On the witness stand, Etta Heine tells the jury how Carl’s father, Carl Sr., agreed to sell 7 acres of land to Kabuo’s father, Zenhichi. Kabuo’s father had made all but 2 payments when the Miyamoto family was sent to an internment camp. Carl Sr. insisted the last payments could wait until the Miyamotos returned to the island. However, while the Miyamotos were interned and Carl Jr. was serving in the war, Carl Sr. died, and Etta sold the land to local farmer Ole Jurgensen. Etta objected to the sell of the land to the Japanese. She openly showed her prejudice against the island’s Japanese citizens. When she decided to sell the land, she felt no obligation to honor the arrangement her husband made with the Miyamotos.

Sheriff Moran also learned that Ole Jurgensen had recently put up for sale the farm land that used to belong to the Heines. Carl and Kabuo both offered to buy the land, but Kabuo’s offer came after Ole and Carl had already made arrangements for the sale of the land. The sheriff also learns that Kabuo has been trained in kendo and was in his youth the best kendo fighter on the island. This information coupled with the fact that a battery and a mooring line similar to those used on Kabuo’s boat were found on Carl’s boat provided motive and evidence for Kabuo’s arrest.


Nels Gudmundsson, Kabuo’s court-appointed attorney, is an elderly man with many ailments. However, he is a competent and knowledgeable attorney, who seeks to show that Kabuo had nothing to do with Carl’s death. Gudmundsson seeks to show that the evidence substantiates Kabuo’s account that he helped Carl the night of his death by providing him with a battery after Carl’s battery died. In fact, it was during this act of kindness at sea that Carl agreed to sell Kabuo the 7 acres of land, so Kabuo had no reason to kill Carl.
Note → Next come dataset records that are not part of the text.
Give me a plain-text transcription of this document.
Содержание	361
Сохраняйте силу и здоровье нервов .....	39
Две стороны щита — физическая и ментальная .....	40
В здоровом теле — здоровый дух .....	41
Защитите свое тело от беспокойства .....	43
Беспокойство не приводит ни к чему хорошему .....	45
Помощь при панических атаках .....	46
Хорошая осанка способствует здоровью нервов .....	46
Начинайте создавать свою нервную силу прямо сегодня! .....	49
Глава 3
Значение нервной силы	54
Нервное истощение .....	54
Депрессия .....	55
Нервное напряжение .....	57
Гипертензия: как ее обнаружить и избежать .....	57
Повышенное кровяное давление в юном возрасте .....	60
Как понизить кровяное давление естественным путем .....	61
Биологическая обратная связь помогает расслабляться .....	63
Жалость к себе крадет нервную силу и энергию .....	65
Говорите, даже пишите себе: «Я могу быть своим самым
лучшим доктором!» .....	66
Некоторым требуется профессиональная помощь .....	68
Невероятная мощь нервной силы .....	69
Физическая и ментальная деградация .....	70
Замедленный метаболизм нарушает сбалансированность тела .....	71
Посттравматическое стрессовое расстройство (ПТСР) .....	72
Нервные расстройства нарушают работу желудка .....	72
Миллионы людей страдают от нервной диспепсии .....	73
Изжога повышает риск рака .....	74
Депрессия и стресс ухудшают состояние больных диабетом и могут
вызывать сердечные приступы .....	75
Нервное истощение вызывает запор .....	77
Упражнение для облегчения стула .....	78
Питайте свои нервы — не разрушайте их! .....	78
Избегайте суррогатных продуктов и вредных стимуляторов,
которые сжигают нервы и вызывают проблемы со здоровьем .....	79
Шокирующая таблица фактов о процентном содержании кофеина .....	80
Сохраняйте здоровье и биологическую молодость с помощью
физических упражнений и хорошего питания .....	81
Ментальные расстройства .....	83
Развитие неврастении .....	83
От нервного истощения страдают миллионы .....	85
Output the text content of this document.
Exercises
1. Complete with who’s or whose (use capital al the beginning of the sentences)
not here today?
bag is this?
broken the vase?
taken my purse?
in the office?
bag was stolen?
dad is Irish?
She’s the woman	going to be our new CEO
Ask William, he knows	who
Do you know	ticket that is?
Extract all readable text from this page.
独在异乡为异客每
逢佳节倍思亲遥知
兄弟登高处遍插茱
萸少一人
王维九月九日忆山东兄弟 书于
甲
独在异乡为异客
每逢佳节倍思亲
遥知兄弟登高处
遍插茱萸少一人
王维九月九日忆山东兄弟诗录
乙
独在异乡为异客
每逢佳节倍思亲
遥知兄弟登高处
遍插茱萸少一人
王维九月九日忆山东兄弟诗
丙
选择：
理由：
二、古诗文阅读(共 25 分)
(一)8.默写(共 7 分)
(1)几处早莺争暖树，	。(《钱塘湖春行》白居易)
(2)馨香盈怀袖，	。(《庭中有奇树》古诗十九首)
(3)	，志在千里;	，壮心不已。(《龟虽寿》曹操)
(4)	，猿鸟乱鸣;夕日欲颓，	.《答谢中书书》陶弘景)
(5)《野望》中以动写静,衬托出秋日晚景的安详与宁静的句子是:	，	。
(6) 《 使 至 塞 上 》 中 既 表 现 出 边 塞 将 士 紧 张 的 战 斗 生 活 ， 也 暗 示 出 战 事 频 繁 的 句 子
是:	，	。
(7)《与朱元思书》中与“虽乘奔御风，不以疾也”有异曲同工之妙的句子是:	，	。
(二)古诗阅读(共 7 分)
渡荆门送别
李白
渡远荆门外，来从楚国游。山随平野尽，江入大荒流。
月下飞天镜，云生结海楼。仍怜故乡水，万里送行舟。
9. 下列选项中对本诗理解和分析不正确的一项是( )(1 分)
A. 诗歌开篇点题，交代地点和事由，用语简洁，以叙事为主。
Watching in the gallery are Hatsue, Kabuo’s wife, and Ishmael Chambers, a war veteran and owner of the local newspaper. In their youth, Hatsue and Ishmael had a secret relationship. Their love would have been frowned upon by the community, particularly their parents. Hatsue was taught that she had to live among the hakujin, or whites, but she should not become involved with them. But, she disregarded this advice, and for years, she and Ishmael secretly met. Hatsue struggles during this time with feelings of love for Ishmael but, at the same time, knows their love is not right. Their relationship ended when Hatsue and the other Japanese islanders were sent to internment camps. However, Ishmael never stopped loving Hatsue. After losing his arm in the war, Ishmael cynicism rules his life, and his love for Hatsue turns into hatred. This hatred is contrasted with his hope of getting Hatsue back. Ishmael’s feelings for Hatsue almost prevent him from disclosing to Hatsue the evidence that will lead to the dismissal of charges against Kabuo.

While searching for information for a news story, Ishmael discovers that a freighter large enough to create a wake that could throw a man overboard passed through the area in which Carl Heine was fishing. For a day, Ishmael tells no one of the evidence he has found. He cannot help but think that this might give him a second chance with Hatsue if Kabuo is jailed. However, Ishmael’s conscious will not allow it. He shows Hatsue the shipping records. This leads to a re-inspection of Carl’s boat. During this inspection, they find rope on the mast where Carl hung a lantern when his boat was without power. They also found blood and hair where Carl hit his head when he fell from the mast trying to take the lantern down when the wake of the passing freighter hit his ship. Based on this evidence, the charges against Kabuo are dismissed.